One of the most helpful side effects of the Synod Follies presided over by, among others, Cardinal Raymond Burke is a distinction that he does not apparently grasp but that is crucial for our understanding of the reflections of that body and the leadership of Pope Francis.
Burke, like the famous Little League bully who threatens to take his ball and bat and go home, is highly exercised at such synodal deliberations as those that offer understanding and hospitality to homosexuals. He recently described the church under Pope Francis as a ship without a rudder.
Always at a low boil, the cardinal -- and other critics of what we might call the synod's offer of pastoral comfort to gays and couples cohabiting without being married -- overflows in stinging streams of indignation that Francis should make even standing room for sinners in the sanctuary. Religion should be harsh, demanding, and a source of punishment rather than a place of understanding and forgiveness.
Perhaps that is why, in several interviews about his work in recent years as the head of church courts, he describes the unhappiness that petitioners have had to experience at the coolness, if not dramatic disappointment, they have had to suffer in seeking justice in these Vatican venues.
Burke, no doubt pleased with the medieval sound of his new role as ecclesiastical overseer for the Knights of Malta, will use his sudden free time to rally those who think that Catholicism, as writer Jimmy Breslin once expressed it to me, should be "the Marine Corps of churches" -- in other words, a church where you do what you are told, you do not think for yourself, and you fit in or get out.
We know, of course, that Jesus was criticized for being at ease with sinners, even dining with them. Putting that aside for the moment, what we grasp about Burke's idea of religion is that it is directed toward the will, that faculty so central to the exercise of true belief that it could be put on the cover of Men's Health along with abs and pectoral muscles.
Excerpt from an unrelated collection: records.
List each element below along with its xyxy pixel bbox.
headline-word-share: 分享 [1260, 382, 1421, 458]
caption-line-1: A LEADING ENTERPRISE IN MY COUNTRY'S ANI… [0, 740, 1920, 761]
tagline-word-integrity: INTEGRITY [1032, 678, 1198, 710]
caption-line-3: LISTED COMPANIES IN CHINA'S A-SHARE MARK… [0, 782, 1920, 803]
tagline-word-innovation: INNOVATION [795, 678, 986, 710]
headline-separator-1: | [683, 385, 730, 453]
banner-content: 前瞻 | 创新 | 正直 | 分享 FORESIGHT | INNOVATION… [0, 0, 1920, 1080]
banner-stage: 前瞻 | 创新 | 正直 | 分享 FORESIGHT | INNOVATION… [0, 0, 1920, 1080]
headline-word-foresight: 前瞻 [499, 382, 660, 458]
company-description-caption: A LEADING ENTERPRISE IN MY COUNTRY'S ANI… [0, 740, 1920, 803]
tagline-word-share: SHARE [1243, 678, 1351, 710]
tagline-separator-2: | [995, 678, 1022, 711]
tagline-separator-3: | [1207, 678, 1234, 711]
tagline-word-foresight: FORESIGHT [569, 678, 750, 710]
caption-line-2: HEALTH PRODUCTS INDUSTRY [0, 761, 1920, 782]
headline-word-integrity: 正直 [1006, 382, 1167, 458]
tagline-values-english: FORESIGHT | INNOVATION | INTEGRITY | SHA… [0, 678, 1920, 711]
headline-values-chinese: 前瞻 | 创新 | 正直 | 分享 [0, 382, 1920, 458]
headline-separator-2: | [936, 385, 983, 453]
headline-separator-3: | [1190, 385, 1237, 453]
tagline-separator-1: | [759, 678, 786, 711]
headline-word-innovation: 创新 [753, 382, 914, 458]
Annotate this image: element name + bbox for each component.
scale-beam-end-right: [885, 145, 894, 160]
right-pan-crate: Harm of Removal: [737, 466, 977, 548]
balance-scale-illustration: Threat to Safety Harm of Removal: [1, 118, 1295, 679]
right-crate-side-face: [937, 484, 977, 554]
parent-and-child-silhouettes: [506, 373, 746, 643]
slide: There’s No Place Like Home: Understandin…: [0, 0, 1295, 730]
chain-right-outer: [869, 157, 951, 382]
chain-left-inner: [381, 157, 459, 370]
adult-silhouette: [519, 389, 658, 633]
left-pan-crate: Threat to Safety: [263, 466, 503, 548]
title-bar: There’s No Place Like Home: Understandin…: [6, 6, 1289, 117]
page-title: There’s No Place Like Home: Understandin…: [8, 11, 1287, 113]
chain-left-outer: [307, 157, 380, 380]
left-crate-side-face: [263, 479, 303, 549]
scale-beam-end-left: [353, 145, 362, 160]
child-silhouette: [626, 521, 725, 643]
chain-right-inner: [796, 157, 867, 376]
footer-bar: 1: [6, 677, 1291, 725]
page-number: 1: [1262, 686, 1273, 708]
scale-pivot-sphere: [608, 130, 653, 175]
Religion, however, is not aimed at toughening the will to use it against oneself in the daily grim (at least to Burke) battle of life. That makes religion a negative force, a suppressant to every human impulse, a marching order for those who think believing demands they forsake all that is human and leaves little room for the spontaneous possibilities of love and forgiveness. The latter go together all the time in anybody who lives, as St. John expresses it, "life to the full."
The object of religion is the imagination, that deep and inexhaustible font of our understanding and symbolizing our deepest possibilities. St. Pope John XXIII called for the Second Vatican Council because he understood, as no Holy Father had in a long time, religion spoke to and found its language and symbols -- its entire sense of the sacramental nature of existence -- in the imagination that reveals not just the penalties of living, but the wonder and awe of our existence.
Those like Burke are convinced that religion consists mainly in saying "no" to yourself, living in fear of sinning even accidentally and in dread of getting God mad at you if you ever chose the spirit over the law. Religion of this sort may produce temporary relief with confession, but it denies to ordinary people the deep joy, the showers of wonder, that religion can and should provide to them.
Critics of Vatican II often say that it turned the church soft when actually it revealed its humanity. They apparently feel more religious if they bend their will and are reassured if they feel guilty most of the time. Critics of Pope Francis are afraid that he is relaxing religion when he should be tightening its strictures and making us feel like people waiting for the jury to come in every day at high noon.
Pope Francis understands that faith should quicken our imaginations and make us aware of the God who loves us as a father and does not look down on us a judge. That is why he is able to speak spontaneously almost every day of the riches of faith available to us all the time. Religion allows the imagination to support, strengthen, and open us to the joy of life every day.
As for Cardinal Burke, presumably he enjoys being miserable every day. That's OK for you, Cardinal, but leave the rest of us to the happiness that religion helps us to find even in the hard times you relish so.
[Eugene Cullen Kennedy is emeritus professor of psychology at Loyola University Chicago.]